Para ter legitimidade para mover uma ação de indenização contra uma empresa com relatórios de crédito online a interessados, não basta ao autor alegar que esta companhia violou a lei ao divulgar informações incorretas sobre ele. O autor da ação precisa provar que sofreu um “dano de fato” (injury in fact). Isto é: uma “invasão de um interesse legalmente protegido, que gerou um dano concreto e particularizado, real ou iminente, em oposição a conjectural ou hipotético”.

Em decisão publicada nesta segunda-feira (16/5), a Suprema Corte dos EUA reenviou o processo ao tribunal de recursos, que examinou o caso apenas sob o aspecto da particularização. Mas se omitiu na questão de o dano ser concreto ou não. O tribunal de recursos havia decidido em favor do demandante. Em primeiro grau, o juiz decidiu em favor da empresa.

A ação foi movida pelo americano Thomas Robins, com pretensão de transformá-la em ação coletiva, contra a Spokeo, que se define como um “mecanismo de busca de pessoas”. Qualquer um — não só instituições de crédito ou empregadores — pode entrar no site e escrever um nome, número de telefone ou um endereço de e-mail, para receber um relatório sobre o indivíduo “investigado”.

Segundo a decisão da Suprema Corte, em voto escrito pelo ministro Samuel Alito, alguém, não identificado nos autos, pesquisou o nome de Thomas Robins. O resultado da pesquisa foi o de que Robins é casado, tem filhos, cerca de 50 anos, é empregado, relativamente influente e tem formação universitária. Nada disso é verdade, declarou Robins na ação indenizatória que moveu contra a Spokeo.
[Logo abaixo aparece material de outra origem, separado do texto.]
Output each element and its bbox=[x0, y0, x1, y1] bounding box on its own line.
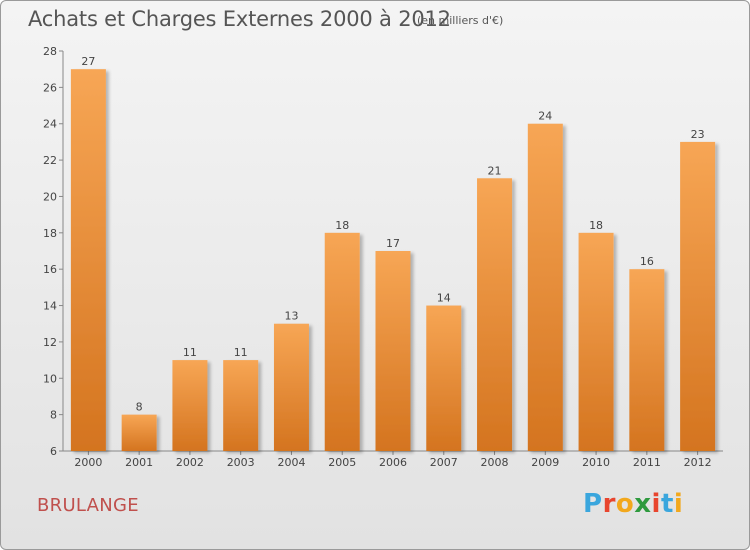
x-tick-label-2006: 2006 bbox=[379, 456, 407, 469]
y-axis: 6 8 10 12 14 16 18 20 22 24 26 28 bbox=[43, 45, 64, 458]
x-tick-label-2012: 2012 bbox=[684, 456, 712, 469]
x-tick: 2001 bbox=[125, 451, 153, 469]
y-tick-label: 8 bbox=[50, 409, 57, 422]
y-tick-label: 10 bbox=[43, 372, 57, 385]
x-tick: 2006 bbox=[379, 451, 407, 469]
data-label-2002: 11 bbox=[183, 346, 197, 359]
x-tick-label-2002: 2002 bbox=[176, 456, 204, 469]
y-tick-label: 18 bbox=[43, 227, 57, 240]
x-tick: 2003 bbox=[227, 451, 255, 469]
data-label-2003: 11 bbox=[234, 346, 248, 359]
data-label-2000: 27 bbox=[81, 55, 95, 68]
bar-2001 bbox=[121, 414, 157, 451]
x-tick: 2002 bbox=[176, 451, 204, 469]
x-tick-label-2003: 2003 bbox=[227, 456, 255, 469]
bar-2003 bbox=[223, 360, 259, 451]
y-tick: 26 bbox=[43, 81, 63, 94]
y-tick: 10 bbox=[43, 372, 63, 385]
x-tick: 2010 bbox=[582, 451, 610, 469]
logo-letter: t bbox=[660, 489, 674, 519]
y-tick-label: 14 bbox=[43, 300, 57, 313]
data-label-2011: 16 bbox=[640, 255, 654, 268]
y-tick: 12 bbox=[43, 336, 63, 349]
bar-2009 bbox=[527, 123, 563, 452]
bar-2000 bbox=[70, 69, 106, 451]
logo-letter: P bbox=[583, 489, 603, 519]
bar-2008 bbox=[477, 178, 513, 452]
logo-letter: o bbox=[615, 489, 635, 519]
bar-2002 bbox=[172, 360, 208, 451]
data-label-2012: 23 bbox=[691, 128, 705, 141]
x-tick-label-2001: 2001 bbox=[125, 456, 153, 469]
bar-2006 bbox=[375, 251, 411, 451]
x-tick: 2009 bbox=[531, 451, 559, 469]
proxiti-logo[interactable]: Proxiti bbox=[583, 489, 683, 519]
logo-letter: i bbox=[651, 489, 661, 519]
y-tick: 28 bbox=[43, 45, 63, 58]
x-tick-label-2011: 2011 bbox=[633, 456, 661, 469]
data-labels: 27 8 11 11 13 18 17 14 21 24 18 16 23 bbox=[81, 55, 704, 413]
x-tick-label-2000: 2000 bbox=[74, 456, 102, 469]
bar-2011 bbox=[629, 269, 665, 451]
x-tick-label-2010: 2010 bbox=[582, 456, 610, 469]
chart-title: Achats et Charges Externes 2000 à 2012 bbox=[28, 7, 451, 31]
bar-2004 bbox=[273, 323, 309, 451]
bar-2012 bbox=[680, 141, 716, 451]
y-tick-label: 6 bbox=[50, 445, 57, 458]
bar-2010 bbox=[578, 232, 614, 451]
x-tick-label-2004: 2004 bbox=[277, 456, 305, 469]
y-tick-label: 20 bbox=[43, 190, 57, 203]
logo-letter: i bbox=[673, 489, 684, 519]
data-label-2007: 14 bbox=[437, 292, 451, 305]
x-tick: 2008 bbox=[481, 451, 509, 469]
x-tick: 2005 bbox=[328, 451, 356, 469]
y-tick-label: 22 bbox=[43, 154, 57, 167]
data-label-2001: 8 bbox=[136, 401, 143, 414]
data-label-2004: 13 bbox=[284, 310, 298, 323]
x-tick: 2011 bbox=[633, 451, 661, 469]
unit-note: (en milliers d'€) bbox=[417, 14, 504, 27]
x-tick: 2007 bbox=[430, 451, 458, 469]
y-tick: 6 bbox=[50, 445, 63, 458]
data-label-2005: 18 bbox=[335, 219, 349, 232]
y-tick: 16 bbox=[43, 263, 63, 276]
x-tick: 2012 bbox=[684, 451, 712, 469]
x-tick-label-2008: 2008 bbox=[481, 456, 509, 469]
y-tick: 14 bbox=[43, 300, 63, 313]
data-label-2008: 21 bbox=[488, 164, 502, 177]
x-tick-label-2005: 2005 bbox=[328, 456, 356, 469]
y-tick: 22 bbox=[43, 154, 63, 167]
data-label-2006: 17 bbox=[386, 237, 400, 250]
x-tick-label-2007: 2007 bbox=[430, 456, 458, 469]
y-tick: 8 bbox=[50, 409, 63, 422]
data-label-2010: 18 bbox=[589, 219, 603, 232]
commune-name: BRULANGE bbox=[37, 495, 139, 516]
x-axis: 2000 2001 2002 2003 2004 2005 2006 2007 2008 2009… bbox=[63, 450, 723, 469]
bar-2005 bbox=[324, 232, 360, 451]
x-tick: 2004 bbox=[277, 451, 305, 469]
logo-letter: x bbox=[634, 489, 652, 519]
x-tick: 2000 bbox=[74, 451, 102, 469]
y-tick: 20 bbox=[43, 190, 63, 203]
y-tick-label: 16 bbox=[43, 263, 57, 276]
y-tick-label: 24 bbox=[43, 118, 57, 131]
data-label-2009: 24 bbox=[538, 110, 552, 123]
bar-2007 bbox=[426, 305, 462, 451]
y-tick-label: 12 bbox=[43, 336, 57, 349]
y-tick-label: 28 bbox=[43, 45, 57, 58]
x-tick-label-2009: 2009 bbox=[531, 456, 559, 469]
y-tick: 18 bbox=[43, 227, 63, 240]
y-tick-label: 26 bbox=[43, 81, 57, 94]
y-tick: 24 bbox=[43, 118, 63, 131]
logo-letter: r bbox=[602, 489, 616, 519]
bars bbox=[70, 69, 716, 452]
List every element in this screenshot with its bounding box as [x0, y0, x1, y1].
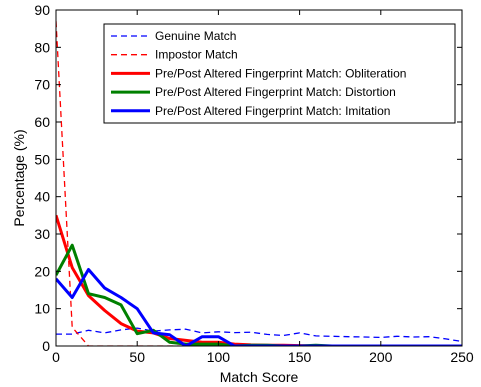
- x-tick-label: 150: [288, 349, 312, 365]
- legend-label-2: Pre/Post Altered Fingerprint Match: Obli…: [155, 66, 406, 80]
- x-tick-label: 250: [450, 349, 474, 365]
- y-tick-label: 50: [34, 151, 50, 167]
- y-tick-label: 30: [34, 226, 50, 242]
- y-tick-label: 10: [34, 301, 50, 317]
- legend-box: [103, 23, 456, 124]
- x-tick-label: 50: [129, 349, 145, 365]
- legend: Genuine Match Impostor Match Pre/Post Alte…: [103, 23, 456, 124]
- x-tick-label: 100: [207, 349, 231, 365]
- plot-frame: [55, 9, 463, 347]
- series-line-4: [56, 268, 462, 346]
- y-tick-label: 70: [34, 77, 50, 93]
- x-tick-label: 200: [369, 349, 393, 365]
- legend-label-4: Pre/Post Altered Fingerprint Match: Imit…: [155, 104, 390, 118]
- series-line-0: [56, 327, 462, 343]
- x-tick-label: 0: [52, 349, 60, 365]
- y-tick-label: 60: [34, 114, 50, 130]
- legend-label-1: Impostor Match: [155, 48, 238, 62]
- y-axis-label: Percentage (%): [11, 129, 27, 226]
- axis-ticks: 0 50 100 150 200 250 0 10 20 30 40 50 60 70 80 90: [34, 2, 473, 365]
- series-line-2: [56, 214, 462, 346]
- y-tick-label: 40: [34, 189, 50, 205]
- legend-label-3: Pre/Post Altered Fingerprint Match: Dist…: [155, 85, 396, 99]
- legend-label-0: Genuine Match: [155, 29, 236, 43]
- plot-lines: [56, 21, 462, 346]
- y-tick-label: 80: [34, 39, 50, 55]
- x-axis-label: Match Score: [220, 369, 299, 385]
- y-tick-label: 20: [34, 263, 50, 279]
- y-tick-label: 0: [42, 338, 50, 354]
- y-tick-label: 90: [34, 2, 50, 18]
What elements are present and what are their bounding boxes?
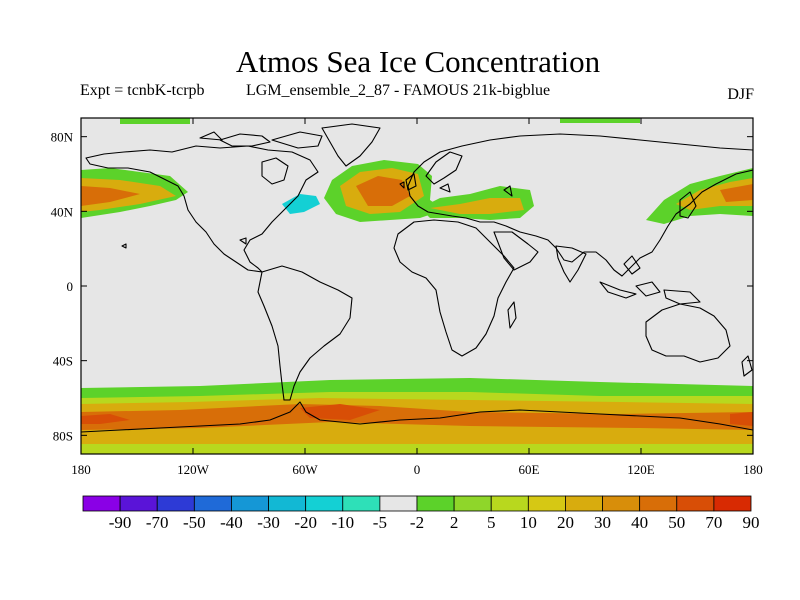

A ação se justificaria, de acordo com a lei “Fair Credit Reporting Act (FCRA)” de 1970. A lei exige, entre outras coisas, que as agências de relatório de crédito (ou de consumidores) “sigam procedimentos razoáveis para assegurar o máximo possível de precisão das informações”. Prevê também que a agência que provoque “danos reais” (actual damages) ou “danos previstos em lei” (statutory damages) pague uma indenização de US$ 100 a US$ 1 mil por violação. A Spokeo certamente violou as regras e causou “danos previstos em lei”, diz o ministro.

Dano concreto
No entanto, segundo a decisão, Robins não tem legitimidade para processar a empresa. Primeiramente, porque a constatação de que houve “danos previstos em lei” não é suficiente para determinar que houve “dano de fato”. É preciso provar que também dano concreto (a “concretude” do dano), uma exigência da Constituição do país. E o tribunal de recursos deixou de examinar essa questão primordial.

Em segundo lugar, o autor não cumpriu as condições que estabelecem a legitimidade. O demandante deve provar que: 1) sofreu um dano de fato; 2) que o dano é razoavelmente rastreável para se chegar à má conduta da empresa demandada; e 3) que o dano será provavelmente reparado por uma decisão judicial favorável. Como o encargo de estabelecer esses elementos pertence ao demandante, ele tem de “demonstrar os fatos claramente”, em relação a cada um deles.

O voto esclareceu ainda que o qualificativo “concreto” do dano não é, necessariamente, sinônimo de “tangível”. “Apesar de danos tangíveis serem, provavelmente, mais fácil de reconhecer, nós confirmamos em muitos de nossos casos anteriores que danos intangíveis podem ser 'concretos'”, de alguma forma.

O caso despertou muito interesse na comunidade empresarial, especialmente entre as firmas de tecnologia, como Facebook, Twitter e outras que operam mídias sociais, em que informações incorretas podem gerar pedidos de indenização por danos.

Privacidade em xeque
A Spokeo funciona com uma busca em uma ampla variedade de bancos de dados, reúne e fornece ao pesquisador informações de todos os tipos, incluindo as pessoais, como endereço, número de telefone, estado civil, idade aproximada, ocupação, hobbies, finanças, hábitos de compra, preferências musicais etc.

A Spokeo anuncia seus serviços a uma grande variedade de usuários, como instituições de crédito, lojas, empregadores que querem pesquisar o passado de candidatos a emprego (sempre com o grande problema de que o direito ao esquecimento não funciona), pais que querem investigar o namorado da filha e quem quiser bisbilhotar a vida alheia — tudo sem que o pesquisador tenha de se identificar. Boa parte das informações são gratuitas.